Most lawns strive toward the Platonic ideal of a golf course. Golf course grass is made up of one or two types of dark green, fine-bladed grass that that spreads in an even mat and only rises a few inches above the ground. A small amount of clover might be mixed into some lawns for nitrogen and texture, but that's about it. All other flora is strictly forbidden and quickly shown the door if they dare show their green faces.

My yard is almost an anti-lawn. It's made up of a plethora of invasive weeds, aggressive native plants, and coarse, tall, mounding grasses. During the winter, a few species of crab grass are dominant. They fill the center of the yard with mounds of wide-bladed grass with stems that rise about knee high before producing lovely heads of grain. In the corner of the front yard is a clump of uber-crabgrass that rises almost shoulder high on me and arches completely across the sidewalk as if it were trying to clothesline a jogger.

In the spring, at least three types of dandelions appear: true dandelions with shiny leaves and straw-like stems; false dandelions with fuzzy leaves and fibrous stems; and mutant giants that grow three or four feet tall and the produce a clump of a half-dozen blossoms. At the same time the dandelions appear, a number of other wild flowers try to take root in the yard.

In early summer, as things start to get drier, smaller flowers begin to appear. The only one I can name is a variety of yarrow that only grows about four inches high and seems almost unique to my yard.

I should mention here, that I'm not the bad neighbor with ragged yard who provides dandelion seeds to the whole block.

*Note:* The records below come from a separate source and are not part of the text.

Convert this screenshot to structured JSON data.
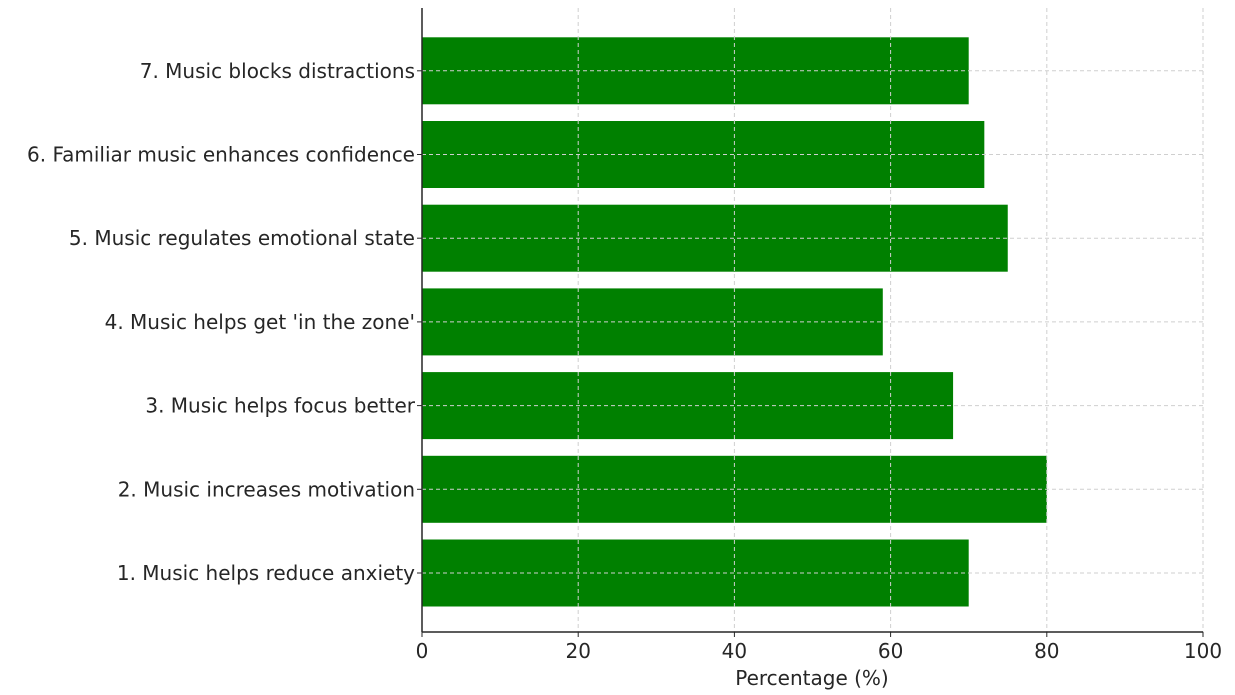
{
  "chart_data": {
    "type": "bar",
    "orientation": "horizontal",
    "title": "",
    "xlabel": "Percentage (%)",
    "ylabel": "",
    "xlim": [
      0,
      100
    ],
    "x_ticks": [
      0,
      20,
      40,
      60,
      80,
      100
    ],
    "grid": true,
    "bar_color": "#008000",
    "categories": [
      "1. Music helps reduce anxiety",
      "2. Music increases motivation",
      "3. Music helps focus better",
      "4. Music helps get 'in the zone'",
      "5. Music regulates emotional state",
      "6. Familiar music enhances confidence",
      "7. Music blocks distractions"
    ],
    "values": [
      70,
      80,
      68,
      59,
      75,
      72,
      70
    ]
  }
}
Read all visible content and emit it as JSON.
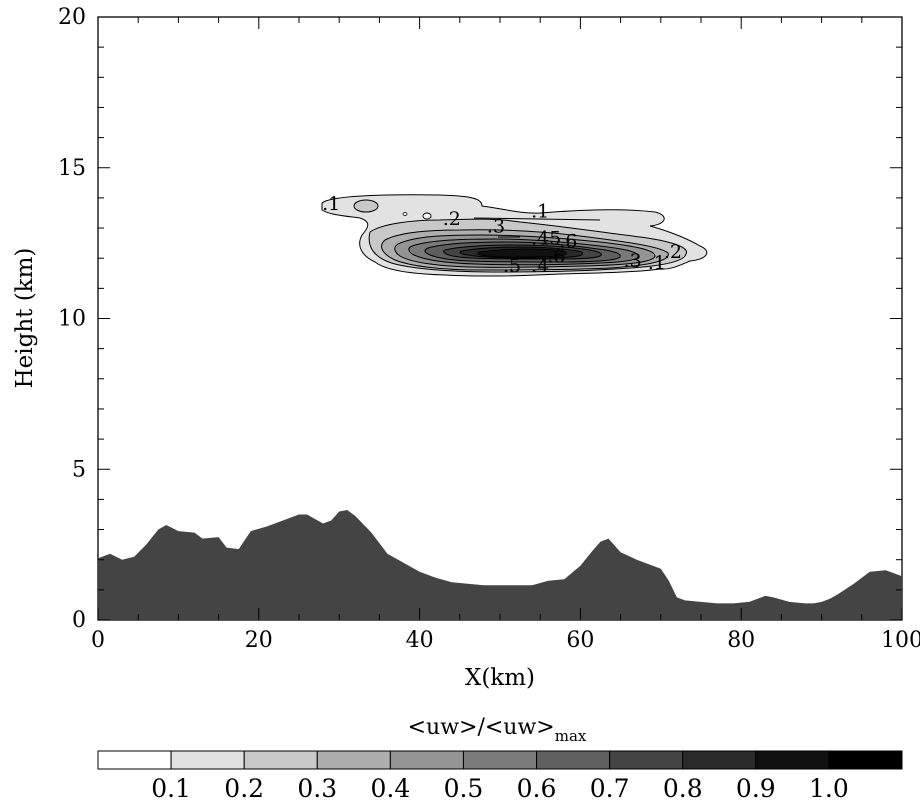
{
  "chart_data": {
    "type": "contour",
    "xlabel": "X(km)",
    "ylabel": "Height (km)",
    "xlim": [
      0,
      100
    ],
    "ylim": [
      0,
      20
    ],
    "x_ticks": [
      "0",
      "20",
      "40",
      "60",
      "80",
      "100"
    ],
    "y_ticks": [
      "0",
      "5",
      "10",
      "15",
      "20"
    ],
    "x_tick_values": [
      0,
      20,
      40,
      60,
      80,
      100
    ],
    "y_tick_values": [
      0,
      5,
      10,
      15,
      20
    ],
    "terrain": {
      "x": [
        0,
        1.5,
        3,
        4.5,
        6,
        7.5,
        8.5,
        10,
        12,
        13,
        15,
        16,
        17.5,
        19,
        21,
        23,
        25,
        26,
        28,
        29,
        30,
        31,
        32,
        34,
        36,
        38,
        40,
        42,
        44,
        46,
        48,
        50,
        52,
        54,
        56,
        58,
        60,
        61.5,
        62.5,
        63.5,
        65,
        67,
        69,
        70,
        71,
        72,
        73,
        75,
        77,
        79,
        81,
        82,
        83,
        84,
        86,
        88,
        89,
        90,
        91,
        92,
        94,
        96,
        98,
        99,
        100
      ],
      "height_km": [
        2.05,
        2.2,
        2.0,
        2.1,
        2.5,
        3.0,
        3.15,
        2.95,
        2.9,
        2.7,
        2.75,
        2.4,
        2.35,
        2.95,
        3.1,
        3.3,
        3.5,
        3.5,
        3.2,
        3.3,
        3.6,
        3.65,
        3.45,
        2.9,
        2.2,
        1.9,
        1.6,
        1.4,
        1.25,
        1.2,
        1.15,
        1.15,
        1.15,
        1.15,
        1.3,
        1.35,
        1.8,
        2.3,
        2.6,
        2.7,
        2.25,
        2.0,
        1.8,
        1.7,
        1.3,
        0.75,
        0.65,
        0.6,
        0.55,
        0.55,
        0.6,
        0.7,
        0.8,
        0.75,
        0.6,
        0.55,
        0.55,
        0.6,
        0.7,
        0.85,
        1.2,
        1.6,
        1.65,
        1.55,
        1.45
      ]
    },
    "contour_levels": [
      0.1,
      0.2,
      0.3,
      0.4,
      0.5,
      0.6,
      0.7,
      0.8,
      0.9,
      1.0
    ],
    "contour_labels": [
      {
        "text": ".1",
        "x": 29,
        "y": 13.6
      },
      {
        "text": ".1",
        "x": 55,
        "y": 13.35
      },
      {
        "text": ".2",
        "x": 44,
        "y": 13.1
      },
      {
        "text": ".3",
        "x": 49.5,
        "y": 12.85
      },
      {
        "text": ".4",
        "x": 55,
        "y": 12.45
      },
      {
        "text": ".5",
        "x": 56.5,
        "y": 12.45
      },
      {
        "text": ".6",
        "x": 58.5,
        "y": 12.35
      },
      {
        "text": ".5",
        "x": 51.5,
        "y": 11.55
      },
      {
        "text": ".4",
        "x": 55,
        "y": 11.55
      },
      {
        "text": ".6",
        "x": 57,
        "y": 11.85
      },
      {
        "text": ".3",
        "x": 66.5,
        "y": 11.7
      },
      {
        "text": ".1",
        "x": 69.5,
        "y": 11.65
      },
      {
        "text": ".2",
        "x": 71.5,
        "y": 12.0
      }
    ],
    "colorbar": {
      "title_main": "<uw>/<uw>",
      "title_sub": "max",
      "tick_labels": [
        "0.1",
        "0.2",
        "0.3",
        "0.4",
        "0.5",
        "0.6",
        "0.7",
        "0.8",
        "0.9",
        "1.0"
      ],
      "colors": [
        "#ffffff",
        "#e2e2e2",
        "#c8c8c8",
        "#aeaeae",
        "#949494",
        "#7a7a7a",
        "#5f5f5f",
        "#444444",
        "#2a2a2a",
        "#111111"
      ]
    },
    "terrain_color": "#444444"
  }
}
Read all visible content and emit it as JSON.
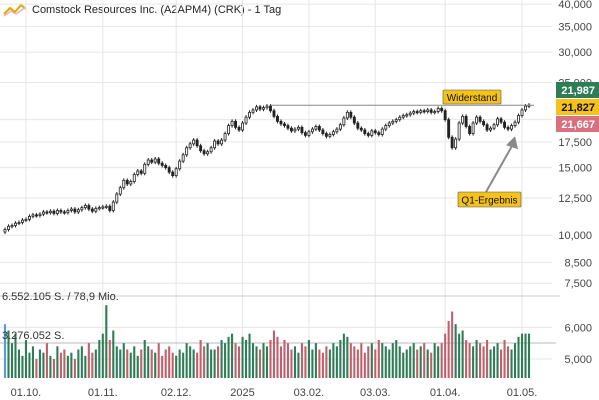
{
  "title": "Comstock Resources Inc. (A2APM4) (CRK) - 1 Tag",
  "colors": {
    "up": "#2e7d57",
    "down": "#c0606c",
    "grid": "#e6e6e6",
    "axis_text": "#444444",
    "annotation_bg": "#f4c21a",
    "tag_high": "#2e7d57",
    "tag_last": "#f4c21a",
    "tag_low": "#d9707d",
    "volume_first": "#5b9bd5"
  },
  "annotations": {
    "resistance_label": "Widerstand",
    "earnings_label": "Q1-Ergebnis"
  },
  "price_tags": {
    "high": "21,987",
    "last": "21,827",
    "low": "21,667"
  },
  "volume_labels": {
    "top": "6.552.105 S. / 78,9 Mio.",
    "mid": "3.276.052 S."
  },
  "chart_data": {
    "type": "candlestick",
    "y_scale": "log",
    "ylim": [
      7.2,
      41
    ],
    "y_ticks": [
      {
        "value": 40,
        "label": "40,000"
      },
      {
        "value": 35,
        "label": "35,000"
      },
      {
        "value": 30,
        "label": "30,000"
      },
      {
        "value": 25,
        "label": "25,000"
      },
      {
        "value": 20,
        "label": "20,000"
      },
      {
        "value": 17.5,
        "label": "17,500"
      },
      {
        "value": 15,
        "label": "15,000"
      },
      {
        "value": 12.5,
        "label": "12,500"
      },
      {
        "value": 10,
        "label": "10,000"
      },
      {
        "value": 8.5,
        "label": "8,500"
      },
      {
        "value": 7.5,
        "label": "7,500"
      }
    ],
    "volume_ticks": [
      {
        "value": 6000000,
        "label": "6,000"
      },
      {
        "value": 5000000,
        "label": "5,000"
      }
    ],
    "x_ticks": [
      "01.10.",
      "01.11.",
      "02.12.",
      "2025",
      "03.02.",
      "03.03.",
      "01.04.",
      "01.05."
    ],
    "x_tick_index": [
      6,
      28,
      49,
      68,
      87,
      106,
      126,
      148
    ],
    "resistance_level": 21.8,
    "resistance_range": [
      76,
      153
    ],
    "earnings_index": 146,
    "close": [
      10.35,
      10.55,
      10.6,
      10.75,
      10.8,
      10.95,
      11.0,
      11.2,
      11.3,
      11.25,
      11.35,
      11.5,
      11.45,
      11.55,
      11.4,
      11.6,
      11.5,
      11.45,
      11.6,
      11.7,
      11.5,
      11.65,
      11.8,
      11.95,
      11.7,
      11.55,
      11.75,
      11.8,
      11.85,
      11.9,
      11.6,
      12.2,
      12.8,
      13.3,
      13.9,
      13.6,
      13.8,
      14.4,
      14.7,
      14.5,
      15.3,
      15.7,
      15.5,
      15.8,
      15.4,
      15.2,
      15.0,
      14.6,
      14.3,
      14.9,
      15.6,
      16.2,
      16.9,
      17.3,
      17.7,
      17.1,
      16.6,
      16.3,
      16.5,
      16.9,
      17.6,
      17.3,
      17.7,
      18.4,
      19.3,
      19.8,
      19.1,
      18.8,
      19.6,
      20.3,
      20.9,
      21.2,
      21.6,
      21.3,
      21.5,
      21.7,
      21.1,
      20.4,
      19.8,
      19.5,
      19.3,
      19.0,
      18.7,
      18.9,
      19.1,
      18.5,
      18.2,
      18.6,
      18.9,
      19.2,
      18.8,
      18.4,
      18.1,
      18.3,
      18.6,
      18.9,
      19.4,
      20.2,
      20.9,
      20.3,
      19.6,
      19.0,
      18.8,
      18.4,
      18.2,
      18.7,
      18.5,
      18.3,
      18.9,
      19.3,
      19.6,
      19.8,
      20.0,
      20.3,
      20.5,
      20.6,
      20.8,
      21.0,
      20.9,
      21.1,
      21.0,
      21.2,
      20.9,
      21.0,
      21.4,
      21.1,
      20.0,
      18.0,
      16.9,
      17.8,
      19.6,
      20.4,
      19.2,
      18.4,
      19.6,
      20.3,
      19.8,
      19.4,
      18.8,
      19.0,
      19.4,
      20.1,
      19.7,
      19.1,
      18.9,
      19.3,
      19.7,
      20.5,
      21.2,
      21.7,
      21.827
    ],
    "volume": [
      6100000,
      5900000,
      5500000,
      5800000,
      5300000,
      5100000,
      5600000,
      5200000,
      5400000,
      5000000,
      5300000,
      5200000,
      5500000,
      5100000,
      5000000,
      5400000,
      5200000,
      5300000,
      5100000,
      5200000,
      5000000,
      5300000,
      5400000,
      5100000,
      5500000,
      5200000,
      5300000,
      5600000,
      5800000,
      6700000,
      5600000,
      5900000,
      5400000,
      5300000,
      5500000,
      5300000,
      5200000,
      5400000,
      5100000,
      5300000,
      5600000,
      5400000,
      5300000,
      5200000,
      5500000,
      5100000,
      5300000,
      5400000,
      5200000,
      5100000,
      5300000,
      5200000,
      5500000,
      5400000,
      5300000,
      5200000,
      5600000,
      5400000,
      5500000,
      5300000,
      5300000,
      5400000,
      5600000,
      5500000,
      5700000,
      5800000,
      5500000,
      5400000,
      5700000,
      5600000,
      5800000,
      5500000,
      5400000,
      5300000,
      5500000,
      5400000,
      5600000,
      5900000,
      5700000,
      5400000,
      5600000,
      5500000,
      5300000,
      5400000,
      5200000,
      5500000,
      5400000,
      5600000,
      5300000,
      5500000,
      5300000,
      5200000,
      5400000,
      5300000,
      5500000,
      5400000,
      5600000,
      5800000,
      5700000,
      5500000,
      5400000,
      5300000,
      5500000,
      5200000,
      5400000,
      5500000,
      5300000,
      5600000,
      5500000,
      5400000,
      5300000,
      5500000,
      5600000,
      5400000,
      5200000,
      5300000,
      5400000,
      5500000,
      5300000,
      5400000,
      5500000,
      5300000,
      5200000,
      5500000,
      5400000,
      5500000,
      5800000,
      6200000,
      6500000,
      6100000,
      5800000,
      5900000,
      5600000,
      5500000,
      5400000,
      5600000,
      5500000,
      5400000,
      5600000,
      5300000,
      5400000,
      5500000,
      5300000,
      5600000,
      5400000,
      5300000,
      5500000,
      5700000,
      5800000,
      5800000,
      5800000
    ]
  }
}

Most of my neighbors have some of the flora I'm describing. Instead of yarrow, most of the others get tiny little pink flowers on runners or tiny white daisy shaped flowers. One house, near the psycho cat, has tiny violets growing up through their grass. Theirs is the only yard that has them.

My yarrow grows in places where the grass has been mostly replaced by moss and some other tundra-like ground-huggers. One of my neighbors has almost nothing but the moss and it looks pretty good. I wouldn't mind if mine colonized the rest of the yard, but I don't think it can penetrate the crabgrass zones.

Last winter, clever wife decided we needed bird-feeders. Unfortunately, we have urban squirrels. Every morning after she filled the feeders, the squirrels would come by to take the best parts. They would swing around on the feeders, contemptuously flinging away everything except the sunflower seeds, which they would bury in our flowerpots. When the squirrels were done the birds would arrive and feed off the ground. This seemed to feed everyone, so we didn't worry about it too much, but now a large circular area of the back yard is growing millet. I think it has a better color and texture than the crabgrass that was there before, so I might leave it.